U.S. electric power giant Duke Energy has asked a regulator’s permission to abandon its plan to build a 2,234 megawatt, US$11-billion nuclear generating station at Gaffney, South Carolina, leaving a site in Georgia as the last in America where new power reactors are being built.
Duke Energy Carolinas sought the approval of the North Carolina Utilities Commission (required because the company is headquartered in Charlotte, NC, and the plant’s proposed service area included the city) to kill the planned William S. Lee nuclear power project before construction begins, Greentech Media reports. Duke is also seeking a rate increase, in part to cover the $541 million it has already spent for the plant’s design.
Duke’s announcement makes it the third company to walk away from a nuclear investment in recent weeks. Last month, SCANA Corp. and Santee Cooper abandoned an $18-billion co-venture to expand their V.C. Summer nuclear generation facility.

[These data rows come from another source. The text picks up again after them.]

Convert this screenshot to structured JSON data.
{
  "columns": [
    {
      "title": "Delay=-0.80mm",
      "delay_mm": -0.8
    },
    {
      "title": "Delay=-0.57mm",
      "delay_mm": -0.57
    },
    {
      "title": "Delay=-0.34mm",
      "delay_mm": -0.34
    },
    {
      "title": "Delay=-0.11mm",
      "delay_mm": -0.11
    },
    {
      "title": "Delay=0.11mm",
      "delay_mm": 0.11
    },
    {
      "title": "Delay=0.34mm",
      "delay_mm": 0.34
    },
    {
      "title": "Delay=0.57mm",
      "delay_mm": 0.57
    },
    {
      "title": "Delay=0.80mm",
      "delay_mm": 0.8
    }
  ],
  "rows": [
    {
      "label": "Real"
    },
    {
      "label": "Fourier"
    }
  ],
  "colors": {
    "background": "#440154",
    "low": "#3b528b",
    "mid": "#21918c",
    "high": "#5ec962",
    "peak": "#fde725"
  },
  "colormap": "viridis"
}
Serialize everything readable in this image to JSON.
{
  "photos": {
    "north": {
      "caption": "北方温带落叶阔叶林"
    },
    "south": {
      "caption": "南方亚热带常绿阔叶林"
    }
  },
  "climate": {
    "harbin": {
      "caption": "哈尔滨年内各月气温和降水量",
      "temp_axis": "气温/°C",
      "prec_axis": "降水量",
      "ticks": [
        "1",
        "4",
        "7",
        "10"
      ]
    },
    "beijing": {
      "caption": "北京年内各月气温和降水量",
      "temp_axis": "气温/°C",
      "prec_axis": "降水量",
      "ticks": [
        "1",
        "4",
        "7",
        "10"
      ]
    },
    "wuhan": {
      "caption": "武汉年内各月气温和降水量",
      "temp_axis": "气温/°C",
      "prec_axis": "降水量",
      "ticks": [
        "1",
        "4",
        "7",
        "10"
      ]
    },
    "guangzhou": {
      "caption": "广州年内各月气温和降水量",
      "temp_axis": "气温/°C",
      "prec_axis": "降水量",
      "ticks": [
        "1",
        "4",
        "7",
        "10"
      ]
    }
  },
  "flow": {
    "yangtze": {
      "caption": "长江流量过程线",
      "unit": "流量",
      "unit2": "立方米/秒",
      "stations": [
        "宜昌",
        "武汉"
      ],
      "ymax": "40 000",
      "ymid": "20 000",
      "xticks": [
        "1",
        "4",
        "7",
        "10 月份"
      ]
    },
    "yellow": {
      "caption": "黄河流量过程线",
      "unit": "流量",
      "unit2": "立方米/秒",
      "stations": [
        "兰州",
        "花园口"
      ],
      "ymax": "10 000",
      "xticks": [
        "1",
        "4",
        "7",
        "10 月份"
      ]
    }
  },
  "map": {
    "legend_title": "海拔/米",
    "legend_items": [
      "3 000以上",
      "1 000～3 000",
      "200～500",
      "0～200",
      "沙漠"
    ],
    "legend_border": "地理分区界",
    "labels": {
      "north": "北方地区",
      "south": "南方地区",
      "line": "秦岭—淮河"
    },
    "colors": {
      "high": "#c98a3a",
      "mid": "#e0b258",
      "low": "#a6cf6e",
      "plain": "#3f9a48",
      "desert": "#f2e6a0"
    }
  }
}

Duke maintained in a release that nuclear power remains a “vital component” of its portfolio while blaming market uncertainty, rather than the cost of nuclear technology, for the decision to cancel the Lee project.
“Most notably, risks and uncertainties to initiating construction on the Lee Nuclear project have become too great, and cancellation of the project is the best option for customers,” the company said. It noted, however, that “Duke Energy will maintain the licence to build new nuclear at this site in the future if it is in the best interest of customers.”
Like the V.C. Summer reactors, those contemplated for the Lee facility were designed by Westinghouse Electric, which declared bankruptcy in March and threw the industry’s American future into doubt.
Georgia Power is now the last U.S. utility building new nuclear generating capacity. Georgia regulators have said the two Westinghouse-designed reactors the company is adding to an existing pair at the Alvin W. Vogtle nuclear site on the Savannah River near Waynesboro, GA are close to completion, after $4.5 billion in construction costs.